Once we have our data in this format, it is straightforward to create a new SchNetPack DB and store it.

In [None]:
%rm './new_dataset.db'
new_dataset = ASEAtomsData.create(
    "./new_dataset.db",
    distance_unit="Ang",
    property_unit_dict={"energy": "kcal/mol", "forces": "kcal/mol/Ang"},
)
new_dataset.add_systems(property_list, atoms_list)

To get a better initialization of the network and avoid numerical issues, we often want to make use of simple statistics of our target properties. The most simple approach is to subtract the mean value of our target property from the labels before training such that the neural networks only have to learn the difference from the mean prediction. A more sophisticated approach is to use so-called atomic reference values that provide basic statistics of our target property based on the atom types in a structure. This is especially useful for extensive properties such as the energy, where the single atom energies contribute a major part to the overall value. If your data comes with atomic reference values, you can add them to the metadata of your `ase` database. The statistics have to be stored in a dictionary with the property names as keys and the atomic reference values as lists where the list indices match the atomic numbers. For further explanation please have a look at the [QM9 tutorial](https://schnetpack.readthedocs.io/en/latest/tutorials/tutorial_02_qm9.html).

Here is an example:

In [None]:
# calculate this at the same level of theory as your data
atomref = {"energy": [314.0, 0.0, 0.0, 0.0]}  # atomref value for hydrogen: 314.0

# the supplied list is ordered by atomic number, e.g.:
atomref_hydrogen = atomref["energy"][1]

# dataset = ASEAtomsData.create(
#     './new_dataset.db',
#     distance_unit='Ang',
#     property_unit_dict={'energy':'kcal/mol'},
#     atomref=atomref
# )

In our concrete case, we only have an MD trajectory of a single system. Therefore, we don't need to specify an atomref, since removing the average energy will working as well.

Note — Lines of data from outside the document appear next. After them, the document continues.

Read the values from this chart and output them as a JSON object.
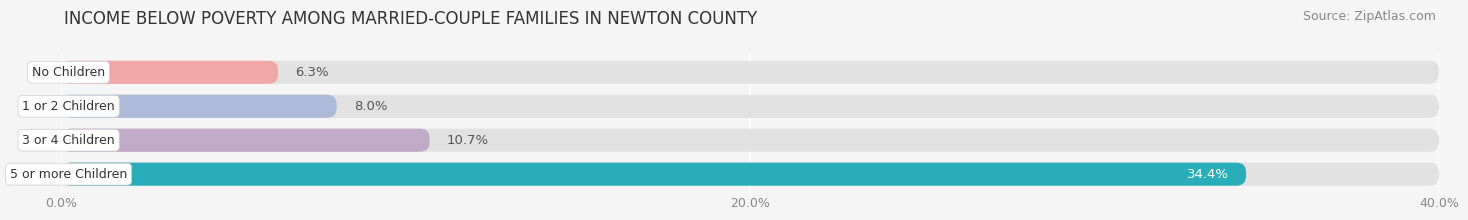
{
  "title": "INCOME BELOW POVERTY AMONG MARRIED-COUPLE FAMILIES IN NEWTON COUNTY",
  "source": "Source: ZipAtlas.com",
  "categories": [
    "No Children",
    "1 or 2 Children",
    "3 or 4 Children",
    "5 or more Children"
  ],
  "values": [
    6.3,
    8.0,
    10.7,
    34.4
  ],
  "bar_colors": [
    "#f0a8a6",
    "#adb9d8",
    "#c0aac8",
    "#29adb8"
  ],
  "xlim": [
    0,
    40
  ],
  "xticks": [
    0,
    20,
    40
  ],
  "xticklabels": [
    "0.0%",
    "20.0%",
    "40.0%"
  ],
  "background_color": "#f5f5f5",
  "bar_background_color": "#e2e2e2",
  "title_fontsize": 12,
  "source_fontsize": 9,
  "label_fontsize": 9,
  "value_fontsize": 9.5
}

Now we can have a look at the data in the same way we did before for QM9:

In [None]:
print("Number of reference calculations:", len(new_dataset))
print("Available properties:")

for p in new_dataset.available_properties:
    print("-", p)
print()

example = new_dataset[0]
print("Properties of molecule with id 0:")

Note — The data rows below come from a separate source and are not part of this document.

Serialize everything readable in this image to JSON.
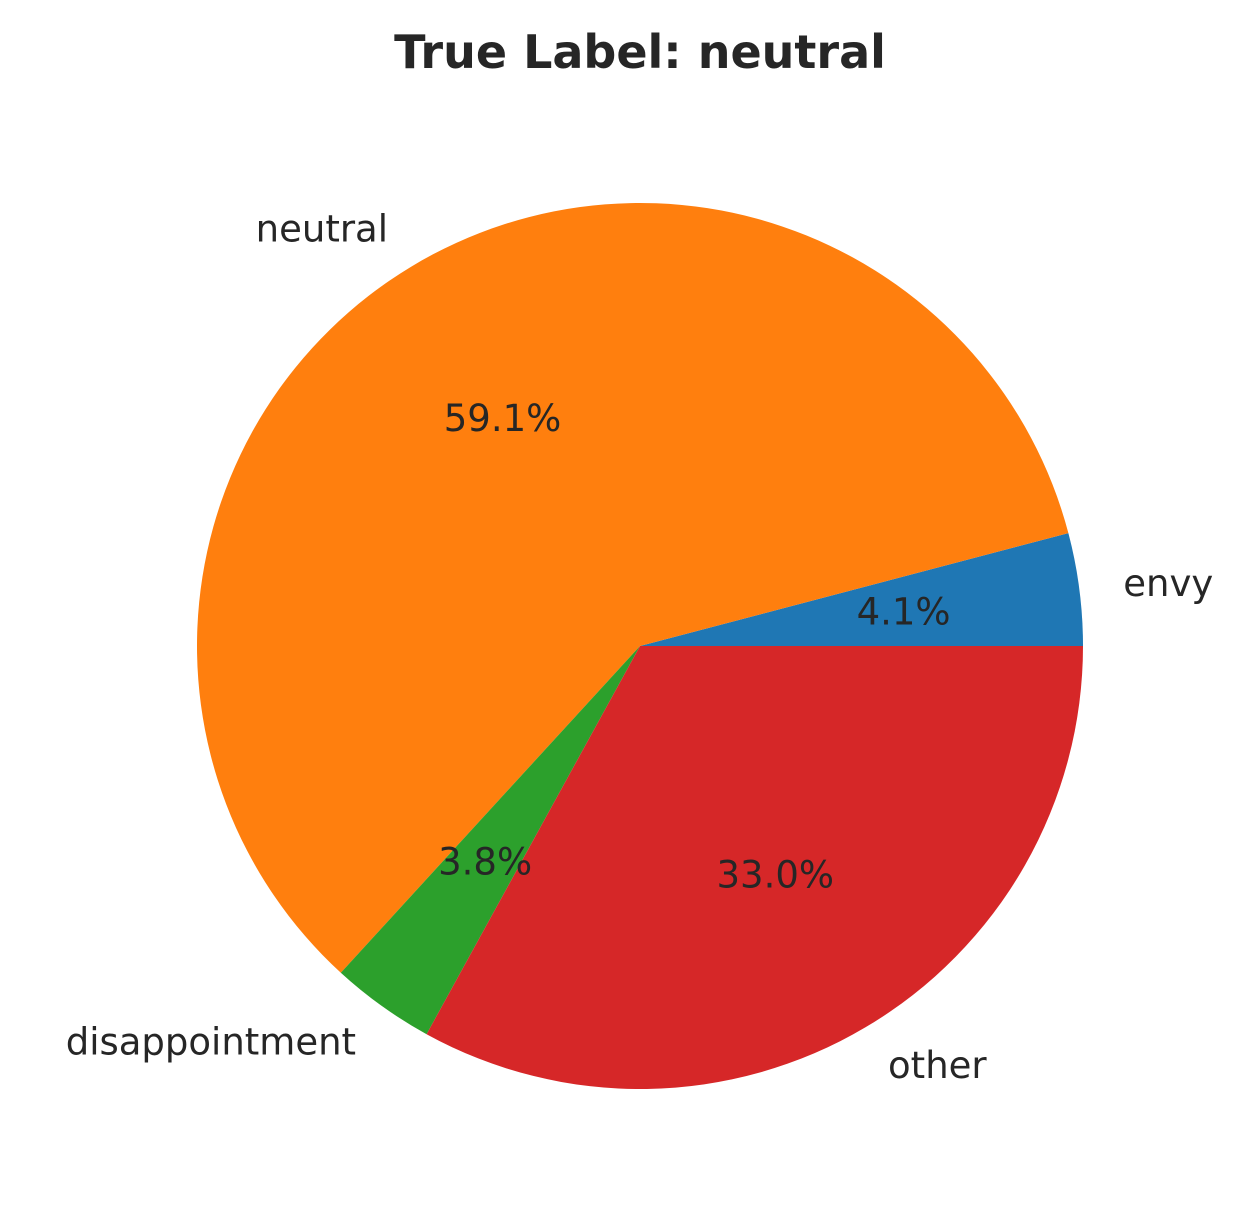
{
  "chart_data": {
    "type": "pie",
    "title": "True Label: neutral",
    "start_angle_deg": 0,
    "direction": "counterclockwise",
    "slices": [
      {
        "label": "envy",
        "value": 4.1,
        "pct_label": "4.1%",
        "color": "#1f77b4"
      },
      {
        "label": "neutral",
        "value": 59.1,
        "pct_label": "59.1%",
        "color": "#ff7f0e"
      },
      {
        "label": "disappointment",
        "value": 3.8,
        "pct_label": "3.8%",
        "color": "#2ca02c"
      },
      {
        "label": "other",
        "value": 33.0,
        "pct_label": "33.0%",
        "color": "#d62728"
      }
    ]
  }
}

for k, v in example.items():
    print("-", k, ":", v.shape)

The same way, we can store multiple properties, including atomic properties such as forces, or tensorial properties such as polarizability tensors.

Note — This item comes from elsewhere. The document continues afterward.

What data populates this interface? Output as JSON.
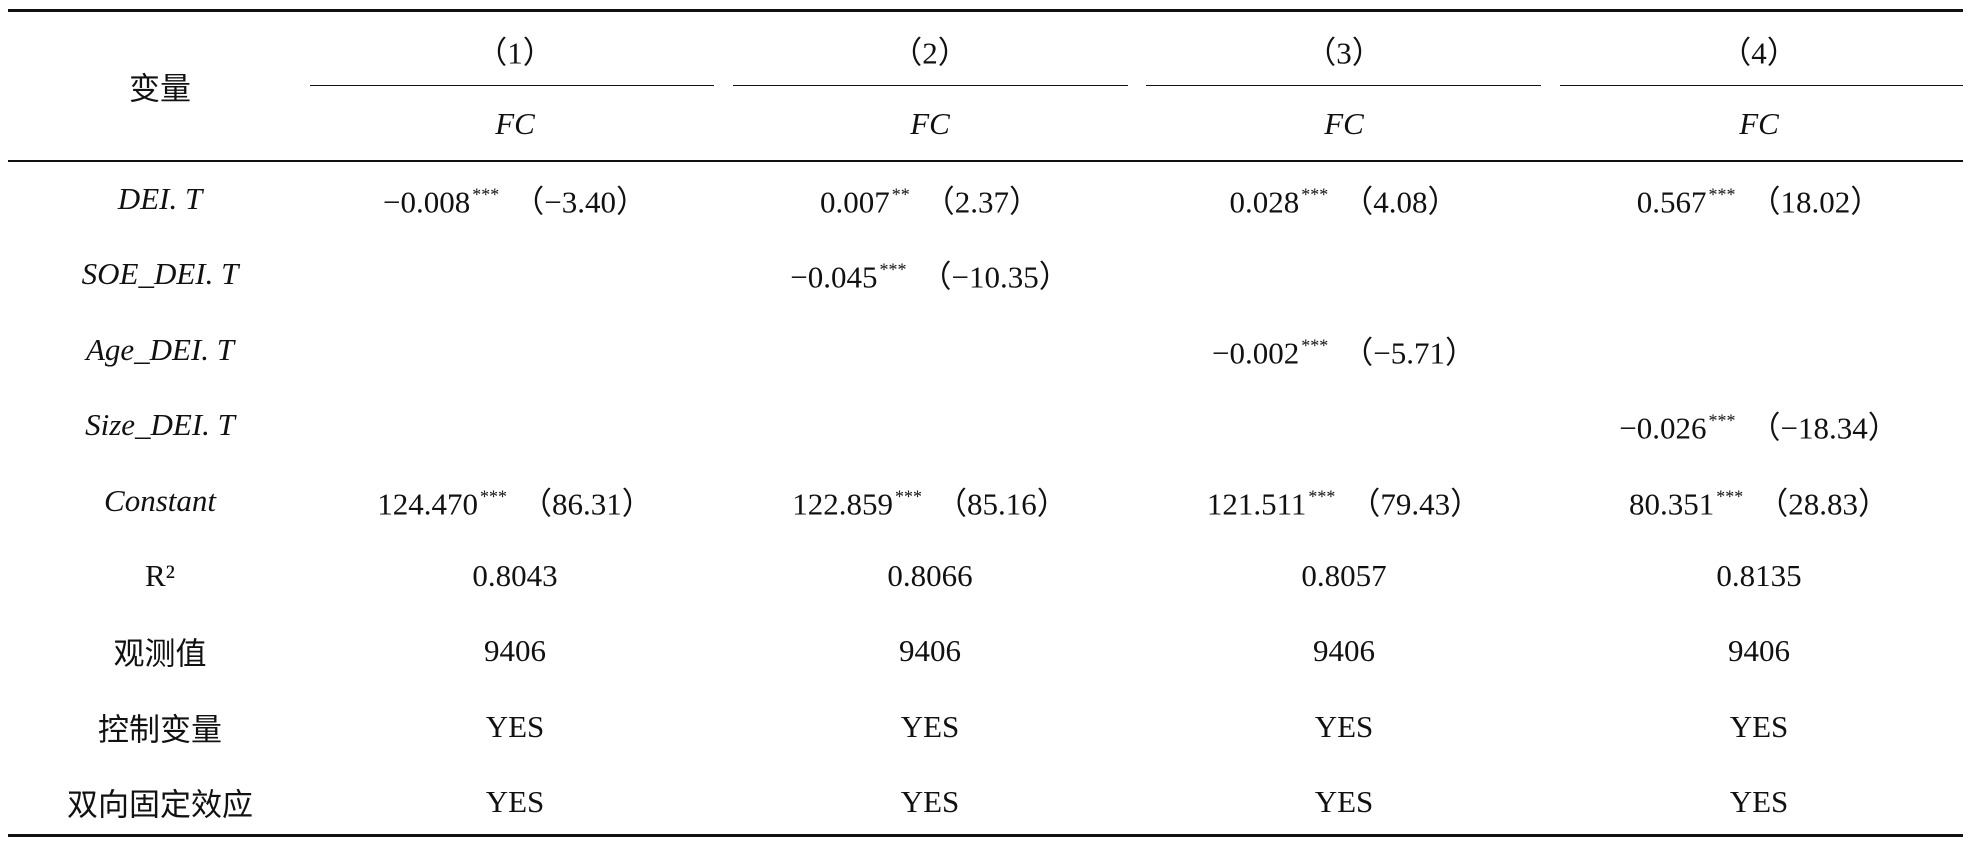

## Using your data for training
We have now used the class `ASEAtomsData` to create a new `ase` database for our custom data. `schnetpack.data.ASEAtomsData` is a subclass of `pytorch.data.Dataset` and could be utilized for training models with `pytorch`. However, we use `pytorch-lightning` to conveniently handle the training procedure for us. This requires us to wrap the dataset in a [LightningDataModule](https://lightning.ai/docs/pytorch/stable/data/datamodule.html). We provide a general purpose `AtomsDataModule` for atomic systems in `schnetpack.data.datamodule.AtomsDataModule`. The data module will handle the unit conversion, splitting, batching and the preprocessing of the data with `transforms`. We can instantiate the data module for our custom dataset with:

In [None]:
import schnetpack as spk
import schnetpack.transform as trn

custom_data = spk.data.AtomsDataModule(
    "./new_dataset.db",
    batch_size=10,
    distance_unit="Ang",
    property_units={"energy": "kcal/mol", "forces": "kcal/mol/Ang"},
    num_train=1000,
    num_val=100,
    transforms=[
        trn.ASENeighborList(cutoff=5.0),
        trn.RemoveOffsets("energy", remove_mean=True, remove_atomrefs=False),
        trn.CastTo32(),
    ],
    num_workers=1,
    pin_memory=True,  # set to false, when not using a GPU
)
custom_data.prepare_data()
custom_data.setup()

Please note that for the general case it makes sense to use your dataset within command line interface (see: [here](https://schnetpack.readthedocs.io/en/latest/userguide/configs.html)). For some benchmark datasets we provide data modules with download functions and more utilities in `schnetpack.data.datasets`. Further examples on how to use the data modules is provided in the following sections.